La Caf enterre le Chan: un coup dur pour Madagascar et le foot local

Un véritable séisme a secoué le ballon rond africain. Ce samedi à Rabat (Maroc), devant un parterre de journalistes, le président de la Confé­dération africaine de football (Caf), Patrice Motsepe, a lâché la bombe, en annonçant la fin du Championnat d’Afrique des Nations (Chan) qui a servi de vitrine internationale pour certains pays comme Madagascar.

Motsepe a justifié cette décision radicale pour des raisons purement financières.
« Le Chan est un gouffre financier », tout en précisant que l’instance continentale devait se concentrer sur des priorités plus rentables.
A rappeler que le Chan était réservé aux joueurs évoluant dans leur championnat national.

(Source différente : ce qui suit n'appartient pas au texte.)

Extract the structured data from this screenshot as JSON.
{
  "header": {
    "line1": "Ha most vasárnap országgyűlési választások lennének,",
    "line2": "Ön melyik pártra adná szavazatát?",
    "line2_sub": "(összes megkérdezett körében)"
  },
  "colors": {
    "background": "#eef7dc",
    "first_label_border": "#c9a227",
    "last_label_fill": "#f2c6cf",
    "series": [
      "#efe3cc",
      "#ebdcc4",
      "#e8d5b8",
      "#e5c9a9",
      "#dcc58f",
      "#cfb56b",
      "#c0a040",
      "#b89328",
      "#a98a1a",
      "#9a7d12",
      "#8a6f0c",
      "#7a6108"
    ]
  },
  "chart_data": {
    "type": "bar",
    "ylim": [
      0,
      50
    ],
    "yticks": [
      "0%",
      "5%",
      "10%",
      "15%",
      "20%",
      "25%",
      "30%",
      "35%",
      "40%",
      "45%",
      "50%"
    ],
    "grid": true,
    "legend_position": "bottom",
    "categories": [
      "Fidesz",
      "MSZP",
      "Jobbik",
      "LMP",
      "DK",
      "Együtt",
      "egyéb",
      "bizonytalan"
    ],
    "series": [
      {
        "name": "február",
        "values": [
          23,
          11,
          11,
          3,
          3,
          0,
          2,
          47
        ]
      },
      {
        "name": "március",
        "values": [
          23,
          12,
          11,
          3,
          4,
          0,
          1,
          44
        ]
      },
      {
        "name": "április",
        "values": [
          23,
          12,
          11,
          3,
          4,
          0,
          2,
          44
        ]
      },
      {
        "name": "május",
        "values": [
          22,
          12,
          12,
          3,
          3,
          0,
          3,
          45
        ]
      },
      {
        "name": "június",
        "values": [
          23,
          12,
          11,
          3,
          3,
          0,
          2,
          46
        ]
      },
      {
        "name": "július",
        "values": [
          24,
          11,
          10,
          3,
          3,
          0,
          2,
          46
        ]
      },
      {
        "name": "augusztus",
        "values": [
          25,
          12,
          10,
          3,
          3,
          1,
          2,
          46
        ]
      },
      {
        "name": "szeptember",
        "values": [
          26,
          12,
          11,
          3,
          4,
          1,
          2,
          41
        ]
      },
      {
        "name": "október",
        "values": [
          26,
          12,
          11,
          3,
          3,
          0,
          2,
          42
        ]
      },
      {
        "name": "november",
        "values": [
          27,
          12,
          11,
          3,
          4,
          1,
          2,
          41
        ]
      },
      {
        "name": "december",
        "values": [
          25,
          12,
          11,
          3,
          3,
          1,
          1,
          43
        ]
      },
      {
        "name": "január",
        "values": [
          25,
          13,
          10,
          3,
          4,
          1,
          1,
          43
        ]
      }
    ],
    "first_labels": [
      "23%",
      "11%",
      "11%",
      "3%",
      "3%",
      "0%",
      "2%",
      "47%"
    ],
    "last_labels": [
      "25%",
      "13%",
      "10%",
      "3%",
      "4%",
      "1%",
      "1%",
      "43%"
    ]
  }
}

Et pour le football africain dans son ensemble, c’est une page qui se tourne. Lancé en 2009, le Chana avait permis à des nations de briller sur la scène continentale, à l’image des Barea de Madagas­car.
Les Barea ont fait du Chan leur véritable vitrine à l’international. Là où la sélection A, avec ses joueurs expatriés, peine souvent à passer le cap de grandes compétitions, l’équipe composée exclusivement de locaux a écrit les plus belles pages récentes du football malgache. Quart de finale en 2021, finale perdue héroïquement face au Maroc en 2025… Cette ascension fulgurante, portée par un collectif soudé et un jeu chatoyant, fait désormais partie de l’histoire.

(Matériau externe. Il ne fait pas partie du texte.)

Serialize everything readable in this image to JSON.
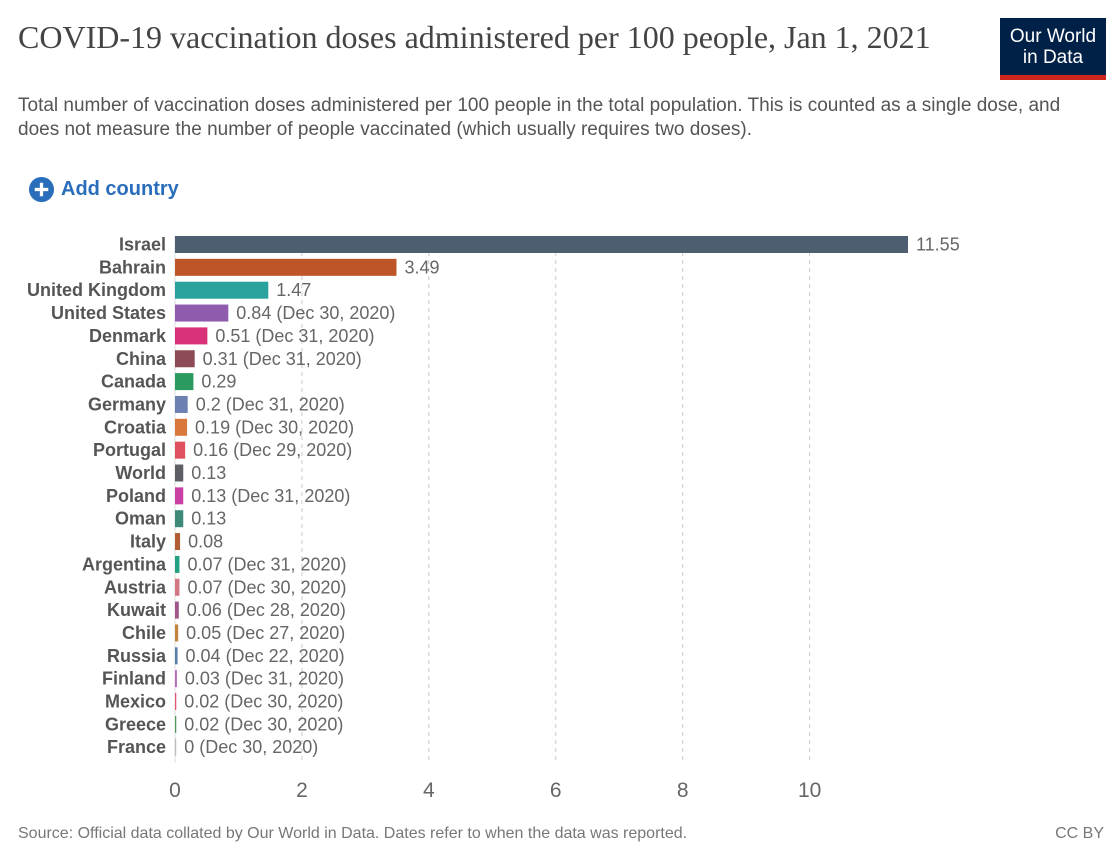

Désormais, pour promouvoir les talents locaux, Mada­gascar devra se rabattre sur les compétitions interclubs de la Caf, Ligue des champions et Coupe de la Confédération. Mais soyons réalistes : la mission s’annonce diablement plus laborieuse. Nos clubs, issus d’un championnat national qui reste résolument amateur, peinent déjà à franchir les tours préliminaires. Man­que criant de moyens, infrastructures vieillissantes, préparation physique souvent aléatoire… Les ingrédients d’une réussite continentale font cruellement défaut. Sans le Chan, cette fenêtre grande ouverte sur l’extérieur se referme brutalement, et les joueurs malgaches risquent de retomber dans une certaine invisibilité aux yeux des recruteurs étrangers.

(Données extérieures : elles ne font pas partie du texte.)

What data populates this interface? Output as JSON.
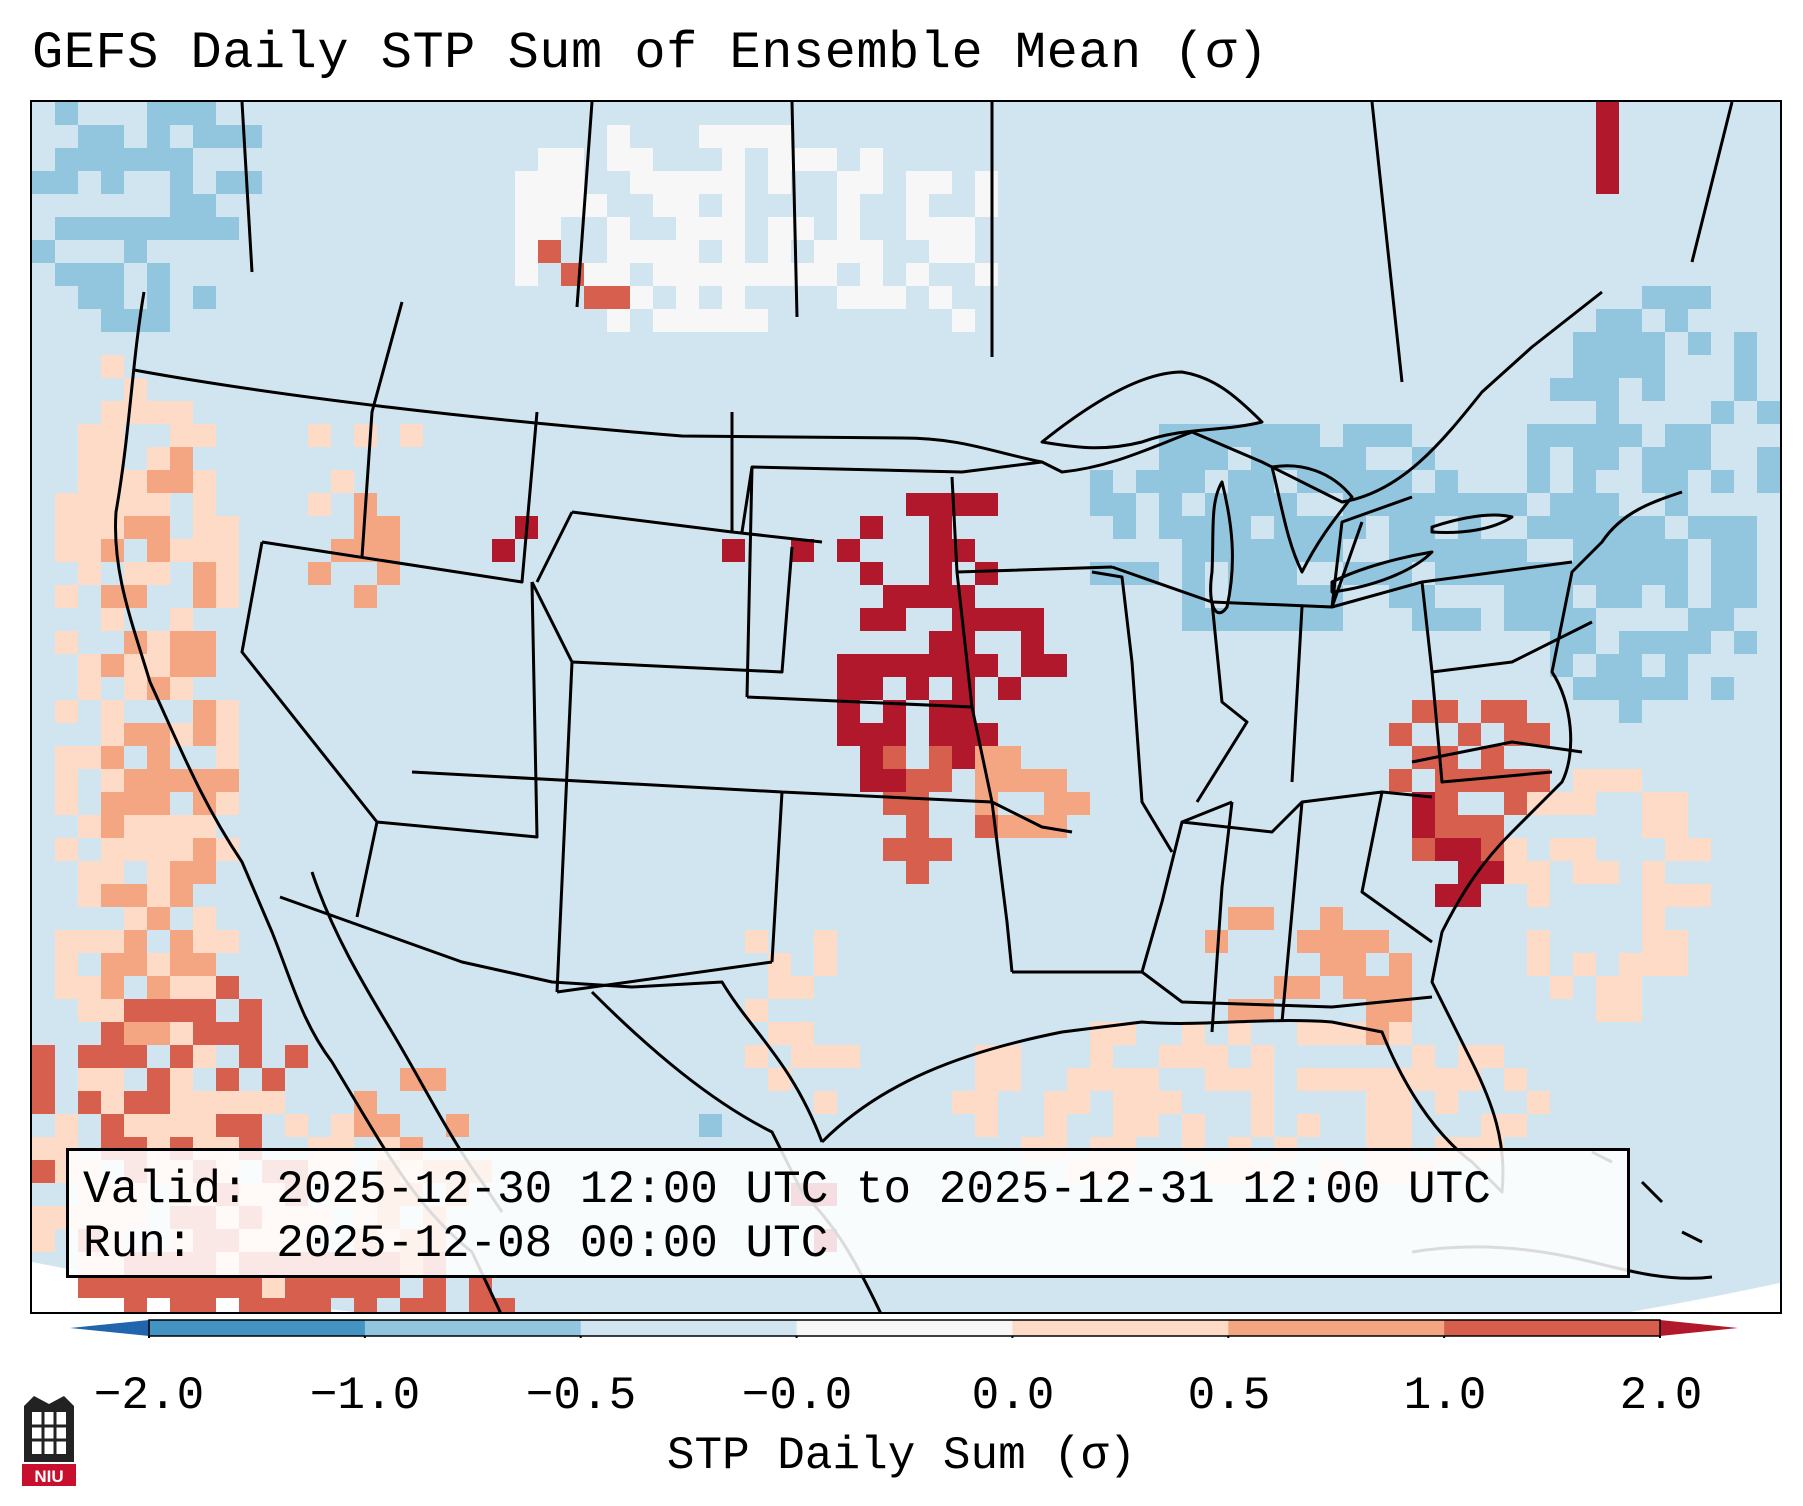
{
  "title": "GEFS Daily STP Sum of Ensemble Mean (σ)",
  "info": {
    "valid_line": "Valid: 2025-12-30 12:00 UTC to 2025-12-31 12:00 UTC",
    "run_line": "Run:   2025-12-08 00:00 UTC"
  },
  "colorbar": {
    "label": "STP Daily Sum (σ)",
    "ticks": [
      "−2.0",
      "−1.0",
      "−0.5",
      "−0.0",
      "0.0",
      "0.5",
      "1.0",
      "2.0"
    ],
    "bins": [
      {
        "from": -2.0,
        "to": -1.0,
        "color": "#4393c3"
      },
      {
        "from": -1.0,
        "to": -0.5,
        "color": "#92c5de"
      },
      {
        "from": -0.5,
        "to": -0.0,
        "color": "#d1e5f0"
      },
      {
        "from": -0.0,
        "to": 0.0,
        "color": "#f7f7f7"
      },
      {
        "from": 0.0,
        "to": 0.5,
        "color": "#fddbc7"
      },
      {
        "from": 0.5,
        "to": 1.0,
        "color": "#f4a582"
      },
      {
        "from": 1.0,
        "to": 2.0,
        "color": "#d6604d"
      }
    ],
    "under_color": "#2166ac",
    "over_color": "#b2182b"
  },
  "logo": {
    "text": "NIU"
  },
  "colors": {
    "neutral": "#f7f7f7",
    "light_blue": "#d1e5f0",
    "mid_blue": "#92c5de",
    "dark_blue": "#4393c3",
    "light_red": "#fddbc7",
    "mid_red": "#f4a582",
    "dark_red": "#d6604d",
    "deep_red": "#b2182b"
  },
  "field_regions": [
    {
      "area": "Pacific Northwest offshore",
      "category": "mid_blue"
    },
    {
      "area": "Canadian prairies",
      "category": "neutral"
    },
    {
      "area": "Great Lakes",
      "category": "mid_blue"
    },
    {
      "area": "New York / Pennsylvania",
      "category": "mid_blue"
    },
    {
      "area": "Atlantic off New England",
      "category": "mid_blue"
    },
    {
      "area": "California coast",
      "category": "light_red"
    },
    {
      "area": "Baja California offshore",
      "category": "dark_red"
    },
    {
      "area": "Eastern Nebraska / Kansas",
      "category": "deep_red"
    },
    {
      "area": "Missouri / Arkansas",
      "category": "dark_red"
    },
    {
      "area": "North / South Carolina",
      "category": "dark_red"
    },
    {
      "area": "Alabama / Georgia",
      "category": "mid_red"
    },
    {
      "area": "Gulf of Mexico",
      "category": "light_red"
    }
  ]
}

Cette décision sonne aussi, presque inévitablement, le glas de l’aventure de Romuald Rakotondrabe (Roro) à la tête de la sélection. L’entraîneur qui a su tirer le meilleur d’un groupe 100 % local et a fait vibrer tout un peuple avec des performances historiques au Chan, voit son principal terrain d’expression disparaître.
Finalement, cette suppression du Chan laisse un goût amer. Elle prive le football africain d’une de ses rares compétitions réellement inclusives, Pour Mada­gascar, c’est plus qu’une perte sportive : c’est un frein brutal à une dynamique qui redonne l’espoir d’un renouveau profond.